The sight of Mick Jagger jumping around on the Glastonbury stage just a few days short of his 70th birthday was a clear demonstration of the changing demography in the UK. The Stones’ drummer was even older at 72 but he, of course, was sitting down.
Tom Jones is another example of how people are staying younger longer. Aged 73, he looked in good health and at ease on the recent series of The Voice. So yes it’s clear that people do live longer and in better health than they did when Mick first hit the stage 50 years ago and when Tom Jones first sang the Green Green Grass of Home
The number of people living beyond 75 is going to significantly increase and will present a challenge to heathcare. Although it would be great if he could, I think unfortunately Mick is unlikely to be able to repeat his Glastonbury performance in 10 years’ time at the age of 80.
People are living longer but as they age they will be prone to more ill health and will put pressure on current services. We must not miss the chance to prepare for the complexity of care that this group will present to nurses.

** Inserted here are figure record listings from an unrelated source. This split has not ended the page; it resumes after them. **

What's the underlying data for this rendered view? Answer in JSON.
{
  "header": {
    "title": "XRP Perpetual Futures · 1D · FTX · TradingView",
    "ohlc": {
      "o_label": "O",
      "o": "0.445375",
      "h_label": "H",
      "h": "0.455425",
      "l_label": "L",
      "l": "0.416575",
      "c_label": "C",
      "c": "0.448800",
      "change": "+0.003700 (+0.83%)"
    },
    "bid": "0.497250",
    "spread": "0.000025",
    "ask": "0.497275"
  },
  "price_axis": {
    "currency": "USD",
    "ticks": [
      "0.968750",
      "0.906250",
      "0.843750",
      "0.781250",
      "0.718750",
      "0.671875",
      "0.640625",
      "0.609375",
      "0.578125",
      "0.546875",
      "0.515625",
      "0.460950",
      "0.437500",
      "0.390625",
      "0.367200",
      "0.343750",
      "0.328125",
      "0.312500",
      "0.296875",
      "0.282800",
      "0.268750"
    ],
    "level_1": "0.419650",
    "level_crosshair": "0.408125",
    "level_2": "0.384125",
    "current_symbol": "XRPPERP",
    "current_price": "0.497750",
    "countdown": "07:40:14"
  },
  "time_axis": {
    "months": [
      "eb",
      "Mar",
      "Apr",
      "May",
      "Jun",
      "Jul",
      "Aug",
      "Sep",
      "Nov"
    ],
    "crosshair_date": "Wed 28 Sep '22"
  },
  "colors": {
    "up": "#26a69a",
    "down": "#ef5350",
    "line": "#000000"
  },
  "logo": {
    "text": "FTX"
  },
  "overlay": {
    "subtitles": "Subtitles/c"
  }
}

Particularly beyond the age of 80, people tend to have raft of interlocking comorbid conditions. Managing and supporting their care often means solving a crossword puzzle of symptoms and issues. This challenge requires skilled staff who have experience and training in older person’s care.
Those responsible for training nurses and other health professionals must guarantee that those caring for our aging population, including our rock stars, are properly prepared and have the range of skills that they need.